Tezin Türü: Doktora
Tezin Yürütüldüğü Kurum: Van Yüzüncü Yıl Üniversitesi, İlahiyat Fakültesi, Temel İslam Bilimleri Bölümü, Türkiye
Tezin Onay Tarihi: 2021
Tezin Dili: Türkçe
Öğrenci: Murad Kafi
Danışman: Mehmet Şirin Çıkar
Özet:
Kasım Tevfîk’in
Romanlarında Erkeklik Olgusu
ÖZET
“Kasım Tevfîk’in Romanlarında Erkeklik Olgusu’’ adlı bu çalışmada
Ürdünlü yazar Kasım Tevfîk’in yazmış olduğu romanlarda ortaya konulan çeşitli
erkeklik olguları ele alınmaya çalışılmıştır. Buradan hareketle erkeğin
statüsünü kullanarak, ailede, toplumda veya iş yerinde karşısındaki zayıf erkek
ya da kadın bireyi yönlendirmesi veya baskılaması ile ilgili yaşanılan
toplumsal sorunlar tespit edilmeye çalışılmıştır. Ayrıca bu çalışmada erkeklik
olgusunun başkalarına baskı uygulama, haklarını gasp etme, fikirlerini göz ardı
etme ve dışlama konusundaki bireysel olarak verdiği kararları ve düşünce
tarzını yönlendiren sebepler, mercek altına alınmaya çalışılmıştır.

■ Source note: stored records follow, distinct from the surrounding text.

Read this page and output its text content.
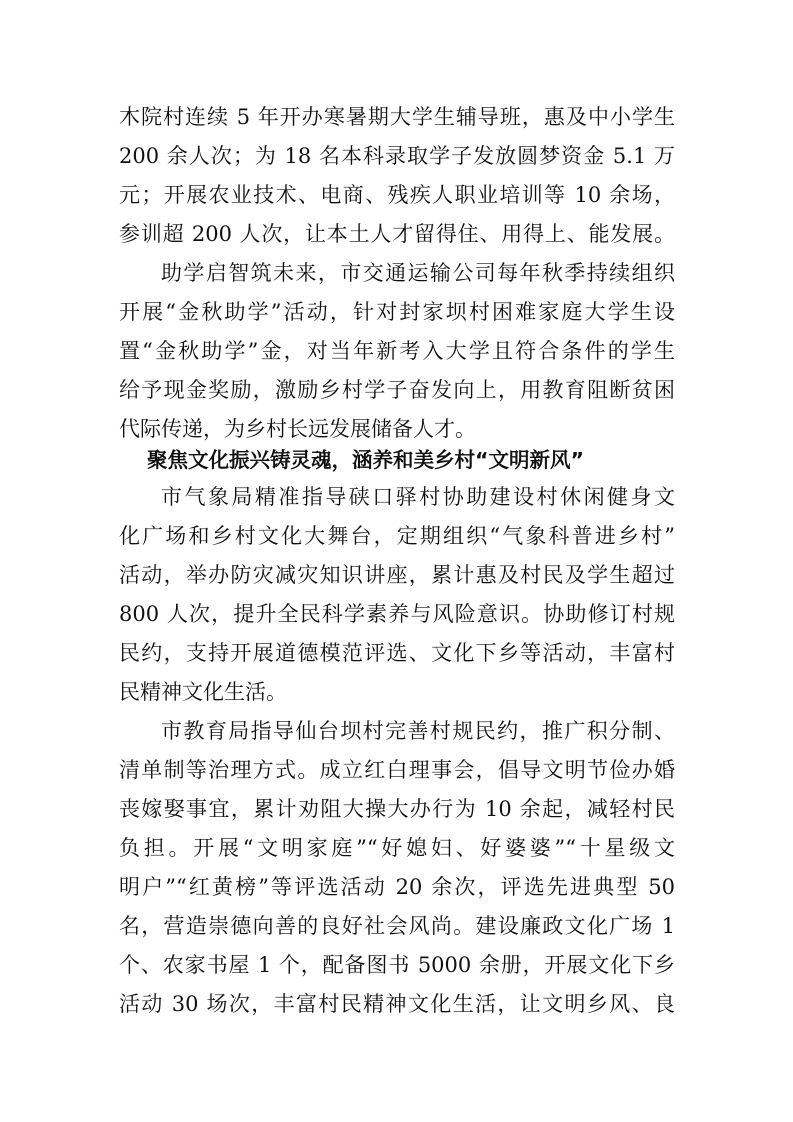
木院村连续 5 年开办寒暑期大学生辅导班，惠及中小学生
200 余人次；为 18 名本科录取学子发放圆梦资金 5.1 万
元；开展农业技术、电商、残疾人职业培训等 10 余场，
参训超 200 人次，让本土人才留得住、用得上、能发展。
助学启智筑未来，市交通运输公司每年秋季持续组织
开展“金秋助学”活动，针对封家坝村困难家庭大学生设
置“金秋助学”金，对当年新考入大学且符合条件的学生
给予现金奖励，激励乡村学子奋发向上，用教育阻断贫困
代际传递，为乡村长远发展储备人才。
聚焦文化振兴铸灵魂，涵养和美乡村“文明新风”
市气象局精准指导硖口驿村协助建设村休闲健身文
化广场和乡村文化大舞台，定期组织“气象科普进乡村”
活动，举办防灾减灾知识讲座，累计惠及村民及学生超过
800 人次，提升全民科学素养与风险意识。协助修订村规
民约，支持开展道德模范评选、文化下乡等活动，丰富村
民精神文化生活。
市教育局指导仙台坝村完善村规民约，推广积分制、
清单制等治理方式。成立红白理事会，倡导文明节俭办婚
丧嫁娶事宜，累计劝阻大操大办行为 10 余起，减轻村民
负担。开展“文明家庭”“好媳妇、好婆婆”“十星级文
明户”“红黄榜”等评选活动 20 余次，评选先进典型 50
名，营造崇德向善的良好社会风尚。建设廉政文化广场 1
个、农家书屋 1 个，配备图书 5000 余册，开展文化下乡
活动 30 场次，丰富村民精神文化生活，让文明乡风、良
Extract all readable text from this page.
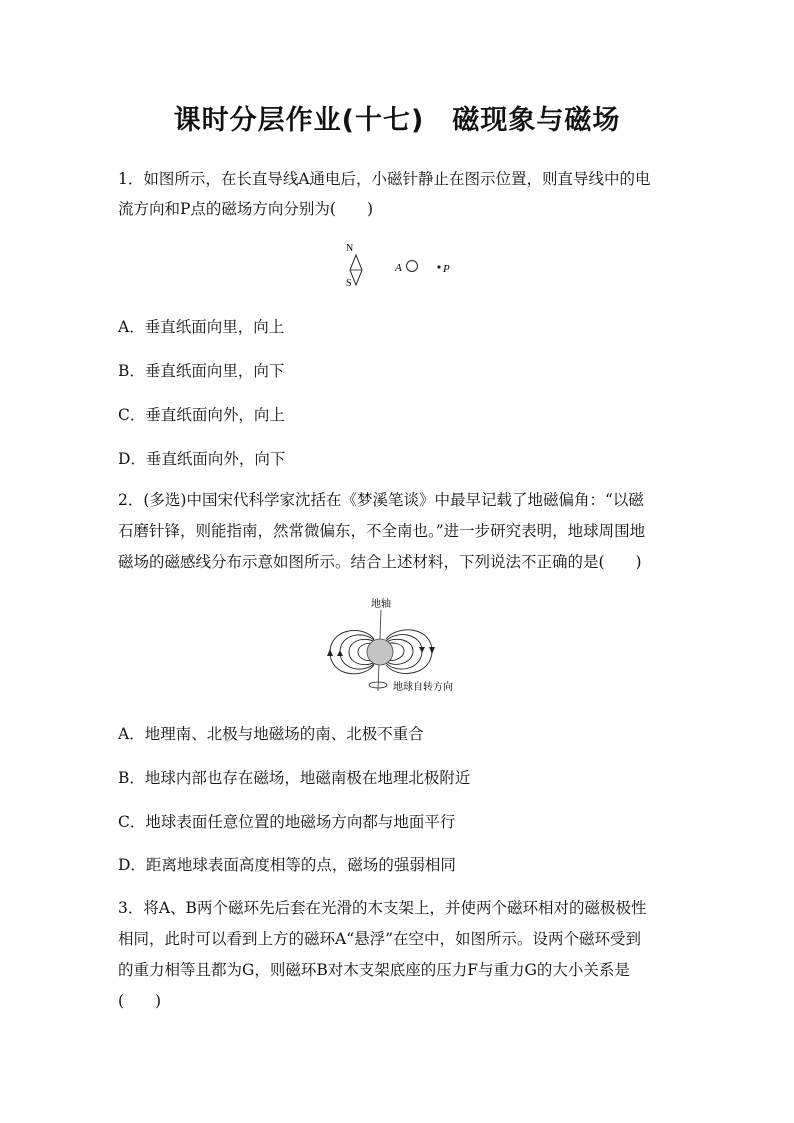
课时分层作业(十七)　磁现象与磁场
1．如图所示，在长直导线A通电后，小磁针静止在图示位置，则直导线中的电
流方向和P点的磁场方向分别为(　　)
N
S
A	P
A．垂直纸面向里，向上
B．垂直纸面向里，向下
C．垂直纸面向外，向上
D．垂直纸面向外，向下
2．(多选)中国宋代科学家沈括在《梦溪笔谈》中最早记载了地磁偏角：“以磁
石磨针锋，则能指南，然常微偏东，不全南也。”进一步研究表明，地球周围地
磁场的磁感线分布示意如图所示。结合上述材料，下列说法不正确的是(　　)
地轴
地球自转方向
A．地理南、北极与地磁场的南、北极不重合
B．地球内部也存在磁场，地磁南极在地理北极附近
C．地球表面任意位置的地磁场方向都与地面平行
D．距离地球表面高度相等的点，磁场的强弱相同
3．将A、B两个磁环先后套在光滑的木支架上，并使两个磁环相对的磁极极性
相同，此时可以看到上方的磁环A“悬浮”在空中，如图所示。设两个磁环受到
的重力相等且都为G，则磁环B对木支架底座的压力F与重力G的大小关系是
(　　)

Kasım Tevfik’in romanlarına konu olan toplumlardaki erkeklik olgularının
baskın düşünce tarzı ve bu düşünme şeklinin yansımaları ortaya konulmaya
çalışılırken kendini kanıtlama ve üstünlük sağlama eğilimindeki erkeğin
uyguladığı yersiz baskı ve şiddete maruz kalıp onun haksız egemenliğinden
mustarip olan kadın tarafı ele alınmıştır. Bununla beraber çalışmada
romanların, gerçek ortam ve olaylardan pek uzak olmayan hayali ortamlardaki
toplumsal sorunlara çözüm getirme konusundaki rolüne yer verilmiştir. Nitekim
roman; materyalini, olay ve olay örgüsünü gerçeklerden esinlenerek oluşturan
bir edebiyat dalıdır. Romancı, gizlenmiş gerçeklere dokunabilme, sebep ve sonuç
ilişkisinin fert ve topluma dair yansımalarına ulaştıracak analizleri yapma ve
toplumdaki sakıncalı tabuları kırma yetkisini kendisinde görür.
Bu çalışmada tanımlayıcı, analitik ve eleştirel yöntem takip edilmiş
kimi zaman da psikolojik metotlar esas alınmıştır. Ayrıca Kasım Tevfik’in
romanlarında geniş yelpazede anlatılan erkeklik olguları ele alınmaya dikkat
edilmiş ve anlatılan olguların ortamları ve tarzları değişse de hepsi ortaya
konulmaya çalışılmıştır.
Söz konusu çalışma önsöz, giriş, üç bölüm ve sonuçtan oluşmaktadır.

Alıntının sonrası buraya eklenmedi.